Noch wichtiger ist es festzuhalten, dass es auch keine militärische Fähigkeit Russlands gibt, eine solche Absicht mit Aussicht auf Erfolg umzusetzen. Die russische Armee war innerhalb von fast drei Jahren nicht in der Lage, die Ukraine tatsächlich unter Kontrolle zu bringen, selbst wenn sie jetzt allmählich eine gewisse militärische Überlegenheit in die Waagschale legen kann.
Sorry, solche Erklärungen kann ich nach drei Jahren Krieg in der Ukraine, an der Russland ja auch angeblich "kein Interesse" hat, nicht mehr hören. Das Problem mit den "Russlandverstehern" ist, dass sie Russland nicht verstehen und in schöner Regelmäßigkeit mit ihren Beschwichtigungen auf die Nase fallen. Die ganze Denkweise bezieht sich auf ein vor-Putin Russland der 90er, das nicht mehr existiert. Wenn man mag, kann man dem Westen dafür die Schuld geben - an den Fakten ändert es nichts. Spekulationen darüber, wie schön doch alles hätte sein können, hätte man die russische Aggression mit einem noch "besseren" Minsk-III belohnt, sind sinnlos. Alle historischen Erfahrungen sprechen dagegen, dass ein Nachgeben gegenüber Aggressoren zum Frieden führt. Es führt zu weiterer Aggression.
Die Aggression gegen die Ukraine ist mitnichten eine Verfolgung "legitimer Sicherheitsinteressen". Es ist die gewaltsame Durchsetzung eines angeblich historisch begründeten Herrschaftsanspruches. Anders kann man Putins Rede an die Nation am Vorabend der Invasion gar nicht verstehen und ihr sind noch viele weitere mit der gleichen Stoßrichtung gefolgt.

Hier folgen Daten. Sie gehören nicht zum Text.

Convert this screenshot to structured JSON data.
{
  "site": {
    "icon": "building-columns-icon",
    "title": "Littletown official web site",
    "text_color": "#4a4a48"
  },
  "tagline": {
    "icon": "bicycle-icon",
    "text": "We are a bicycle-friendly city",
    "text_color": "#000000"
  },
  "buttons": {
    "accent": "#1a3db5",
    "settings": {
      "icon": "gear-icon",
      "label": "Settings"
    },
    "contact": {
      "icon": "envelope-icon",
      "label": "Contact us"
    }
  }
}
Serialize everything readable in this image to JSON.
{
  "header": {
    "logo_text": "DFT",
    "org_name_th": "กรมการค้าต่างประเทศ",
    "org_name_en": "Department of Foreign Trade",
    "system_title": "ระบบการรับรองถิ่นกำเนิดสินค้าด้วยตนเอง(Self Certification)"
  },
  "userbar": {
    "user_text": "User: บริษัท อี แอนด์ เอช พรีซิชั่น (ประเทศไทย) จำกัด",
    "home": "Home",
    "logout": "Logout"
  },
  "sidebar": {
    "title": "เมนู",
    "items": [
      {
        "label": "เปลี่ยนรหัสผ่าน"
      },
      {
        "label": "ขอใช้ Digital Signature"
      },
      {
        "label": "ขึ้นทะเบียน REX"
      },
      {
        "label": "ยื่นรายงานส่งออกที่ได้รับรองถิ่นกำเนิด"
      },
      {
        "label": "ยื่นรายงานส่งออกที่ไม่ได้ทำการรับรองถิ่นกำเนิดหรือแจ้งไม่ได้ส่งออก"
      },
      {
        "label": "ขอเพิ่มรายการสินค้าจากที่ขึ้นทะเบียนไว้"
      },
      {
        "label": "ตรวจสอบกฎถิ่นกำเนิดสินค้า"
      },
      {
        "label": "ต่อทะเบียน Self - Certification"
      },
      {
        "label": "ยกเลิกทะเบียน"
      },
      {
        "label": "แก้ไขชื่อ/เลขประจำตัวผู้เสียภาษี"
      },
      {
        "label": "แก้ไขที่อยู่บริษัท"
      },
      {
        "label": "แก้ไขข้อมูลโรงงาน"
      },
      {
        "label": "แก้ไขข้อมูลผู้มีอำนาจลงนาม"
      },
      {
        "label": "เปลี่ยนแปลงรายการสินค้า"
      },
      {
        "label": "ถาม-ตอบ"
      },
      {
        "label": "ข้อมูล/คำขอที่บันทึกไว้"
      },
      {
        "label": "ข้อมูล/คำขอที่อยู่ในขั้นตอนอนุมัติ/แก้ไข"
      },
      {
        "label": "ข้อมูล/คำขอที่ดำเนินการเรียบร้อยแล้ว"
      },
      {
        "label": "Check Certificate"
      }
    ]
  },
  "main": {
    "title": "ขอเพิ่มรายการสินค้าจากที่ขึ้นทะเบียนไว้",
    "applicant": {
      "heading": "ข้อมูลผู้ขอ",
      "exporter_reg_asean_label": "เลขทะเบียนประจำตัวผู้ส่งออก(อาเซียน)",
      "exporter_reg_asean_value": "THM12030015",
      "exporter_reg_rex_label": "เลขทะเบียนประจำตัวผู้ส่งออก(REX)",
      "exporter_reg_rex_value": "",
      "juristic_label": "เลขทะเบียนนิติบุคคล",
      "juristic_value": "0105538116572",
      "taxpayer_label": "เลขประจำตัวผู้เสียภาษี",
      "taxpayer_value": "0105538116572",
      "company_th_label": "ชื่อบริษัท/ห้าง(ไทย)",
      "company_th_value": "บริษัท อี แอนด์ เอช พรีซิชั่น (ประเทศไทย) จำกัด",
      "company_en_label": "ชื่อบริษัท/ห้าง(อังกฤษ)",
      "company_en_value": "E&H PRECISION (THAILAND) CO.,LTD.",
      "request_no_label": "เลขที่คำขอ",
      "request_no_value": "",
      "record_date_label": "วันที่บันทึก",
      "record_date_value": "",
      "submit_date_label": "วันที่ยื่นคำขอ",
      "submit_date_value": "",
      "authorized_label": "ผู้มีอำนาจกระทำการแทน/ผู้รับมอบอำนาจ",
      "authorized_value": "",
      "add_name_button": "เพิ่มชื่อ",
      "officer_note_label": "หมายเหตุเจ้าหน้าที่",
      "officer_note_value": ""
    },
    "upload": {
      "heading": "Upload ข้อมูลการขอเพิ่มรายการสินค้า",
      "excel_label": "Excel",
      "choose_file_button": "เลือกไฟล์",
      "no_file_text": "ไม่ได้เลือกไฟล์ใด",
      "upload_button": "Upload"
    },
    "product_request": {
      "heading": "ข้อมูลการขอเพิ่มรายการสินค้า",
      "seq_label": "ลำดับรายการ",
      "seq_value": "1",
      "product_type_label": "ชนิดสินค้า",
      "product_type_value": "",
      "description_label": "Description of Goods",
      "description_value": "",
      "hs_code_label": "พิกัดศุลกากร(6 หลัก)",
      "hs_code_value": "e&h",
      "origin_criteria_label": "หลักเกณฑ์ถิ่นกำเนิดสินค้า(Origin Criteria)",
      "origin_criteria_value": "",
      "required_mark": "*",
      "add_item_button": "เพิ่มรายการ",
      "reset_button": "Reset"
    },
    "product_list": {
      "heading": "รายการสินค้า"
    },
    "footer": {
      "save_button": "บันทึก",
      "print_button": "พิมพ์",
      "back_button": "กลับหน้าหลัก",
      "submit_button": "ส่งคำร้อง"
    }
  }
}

Russland verschafft sich gerade die Fähigkeiten für weitere Angriffe. Der ganze Staat militarisiert sich, bündelt alle seine Kräfte in Richtung Krieg, dem wird alles andere untergeordnet. Die Armee wird z.B dauerhaft um 300.000 Mann auf 1,5 Millionen aufgestockt, sie ist (nach der chinesischen) dann die zweitgrößte der Welt. Alleine diese Aufstockung ist größer als die gesamten polnischen Streitkräfte, vom Baltikum gar nicht zu reden. Russland braucht diese Riesenarmee sicherlich nicht, um sich zu verteidigen - gegen wen denn? Das ist der Aufbau eines Angriffspotenzials und nichts anderes.
Damit ist klar, dass Polen und das Baltikum nur noch durch ihre NATO-Mitgliedschaft vor einem Angriff oder der Drohung damit geschützt werden. Aber wie viel ist die noch wert, falls die USA aussteigen, was durchaus nicht unrealistisch ist? Das Beistandsversprechen der NATO ist eben das, was es ist: ein Versprechen - das bisher noch nie getestet wurde. Russland könnte z.B. jedem Land, das den Polen oder Balten militärisch zu Hilfe kommt, mit einem Atomschlag drohen. Auch für die USA gilt: sie werden nicht die Zerstörung von Washington riskieren, um Warschau oder Riga zu retten, von denen wahrscheinlich kaum ein Amerikaner weiß, wo sie überhaupt liegen. Russland kann in Zukunft wirkungsvoll mit dem abschreckenden Beispiel der Ukraine drohen: wenn ihr euch nicht wehrt, dann werdet ihr besetzt. Wenn ihr euch wehrt, dann werden eure Streitkräfte vernichte, euer Land zerstört und ihr werdet dann trotzdem besetzt. Russland wird niemals nachgeben, bis es alle seine Ziele erreicht hat, egal wie hoch die Verluste sind. Wie diese Ziele morgen aussehen werden, das wissen wir, inklusive aller Russlandversteher, nicht. Und das "morgen" fängt in dem Moment an, wo Russland mit der Ukraine fertig ist. Die Ukraine zahlt den Preis für die Langsamkeit und Zögerlichkeit des Westens.